Knuffels
Knuffels
Wie heeft ze niet gehad als kind; Knuffels? En ik hoorde laatst dat er ook nog heel veel volwassenen met een knuffel slapen. En waarom niet? Er is niets vreemds of geks aan als je ‘s nachts een zacht kussentje in je armen wil houden. Mijn ouders vertelden mij dat ik als baby niemand toeliet in mijn wieg of bedje. Maar wel moest ik altijd een stuk laken of deken in mijn knuistje houden wilde ik gaan slapen.
Lotje
Laatst hadden mijn zus en ik het nog over Lotje. De naam was afgeleid van ‘Duimelotje’, een pop die haar duim in haar mond kon stoppen. Lotje moest overal mee naartoe en m’n zusje kon niet slapen zonder Lotje. Tot Lotje een keer zo vies was geworden dat mijn moeder haar in de wasmachine had gestopt. Het was Lotje niet meer en de liefde was over. Ze rook en voelde niet meer zoals het poppetje wat altijd zo’n troost en steun was geweest.
Steun
Ik heb niet zoveel verstand van de psyche van kinderen.

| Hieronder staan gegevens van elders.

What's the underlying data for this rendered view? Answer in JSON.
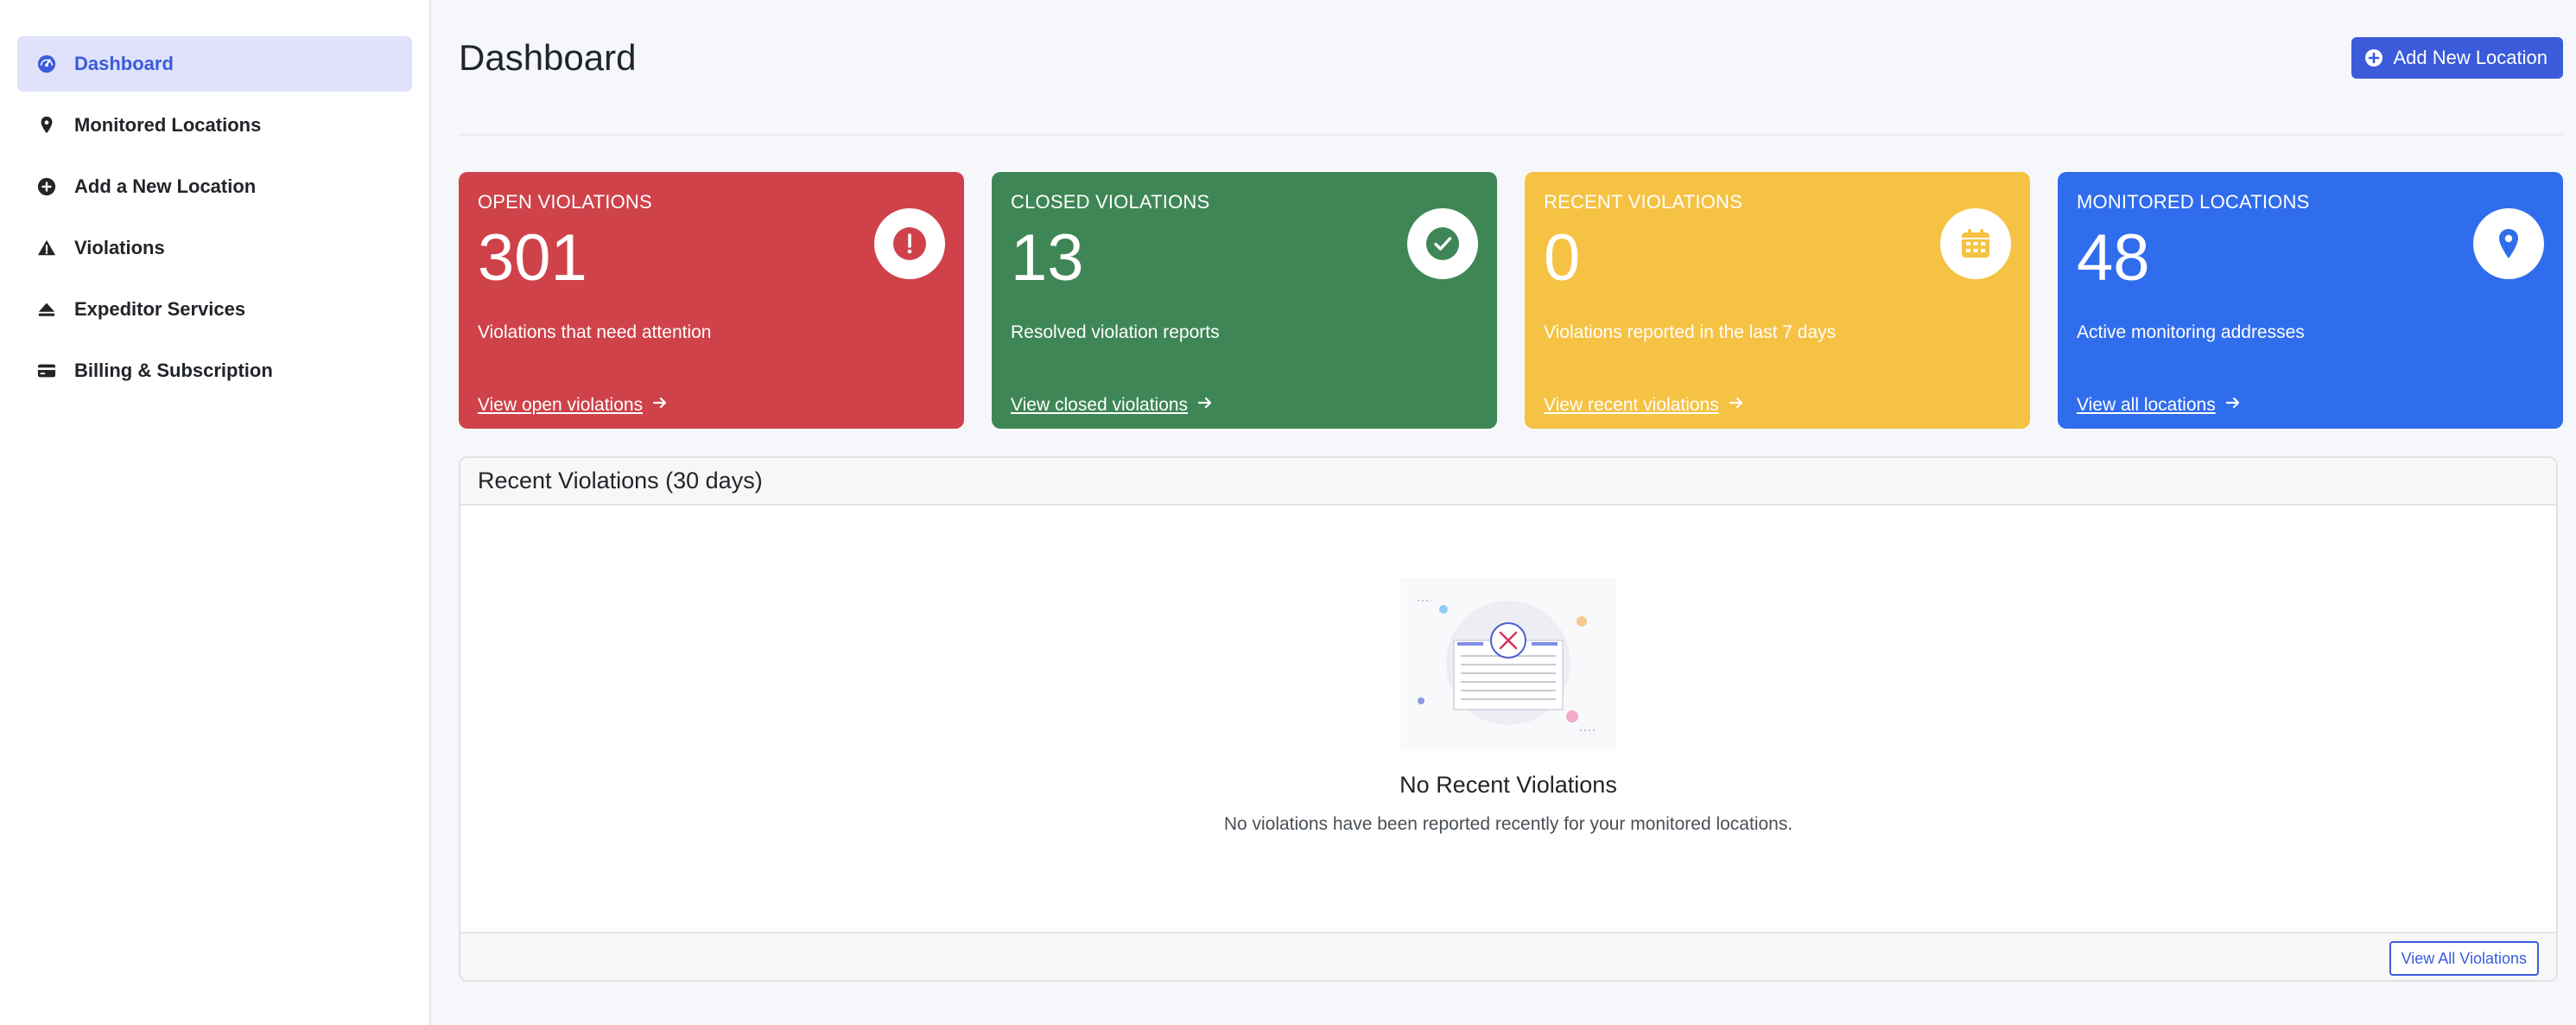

Maar ik vind het best wel vreemd dat vrijwel alle kinderen een knuffel nodig hebben. Mijn zus en ik groeiden op in een heel veilig nest. We zouden eigenlijk geen steun of troost bij een knuffel hoeven zoeken. Toch was dat zo en werd dat heel normaal gevonden. Ik kreeg als peuter van mijn opa een harlekijn, kortweg ‘hal’ genoemd. Hal mocht dan niet met mij slapen maar voor de rest van de dag en avond waren wij twee onafscheidelijk. Hal was bijna net zo groot als ik en had een grote rode puntmuts op. De muts had in het midden een permanente deuk omdat ik hem daar altijd vast hield. Zijn voetjes waren helemaal afgesleten want ik sleepte Hal aan zijn muts overal mee naartoe toe waardoor z’n voeten over de grond sleepten.
Doei en Hallo
Wat er ooit met Hal is gebeurd is een raadsel. Hij zal wel een keer in de prullenbak zijn geëindigd. Ik heb er geen trauma van overgehouden, dus ik was Hal ontgroeid neem ik aan. Voor Hal in de plaats kwam Kwak Sommer. Het moet in een tijd geweest zijn dat we er achter kwamen dat mensen naast hun voornamen ook nog een achternaam bezaten. Onze achternaam was Sommer, dus toen er een enorm grote opblaas eend bij ons kwam wonen was het vrij logisch dat de eend ‘Kwak Sommer’ ging heten.
Opblazen
Kwak Sommer was een soort Donald Duck van plastic die vanaf de dag dat hij bij ons woonde ook overal mee naar toe moest. Arme pa die de taak kreeg Kwak Sommer te dragen en te zorgen dat hij met ons naar bos, zee en familie bezoekjes ging. Kwak Sommer was twee keer zo groot als ik, dus dat was geen gemakkelijke taak. En zo sjouwen ouders wat af en aan met de knuffels van hun kroost. Makkelijker was de pony die bij ons in de hoek van de woonkamer stond. Die was onzichtbaar en sjokte zelf achter ons aan. Zodra wij ‘pony’ riepen kwam hij er aan gehold. Niemand kon hem zien maar voor ons als kinderen bestond hij en was hij net zo echt als een echt paardje.
Herinneringen
Het zijn leuke herinneringen. Heb jij (nog) een knuffel van vroeger bewaard? Of leven jouw knuffels ook alleen in je herinneringen? Ik ben gek op de strips van Bill Watterson over Calvin en Hobbes, waar een 6-jarig jochie,Calvin, allemaal avonturen beleeft met zijn speelgoedtijger Hobbes. Zodra er mensen in de buurt zijn tekent Bill de tijger als speelgoedknuffel. Zodra Calvin en Hobbes alleen zijn in de strip verandert Hobbes in een echte tijger. Meesterlijk hoe de schrijver/tekenaar de fantasiewereld van een klein jochie zo duidelijk weet weer te geven.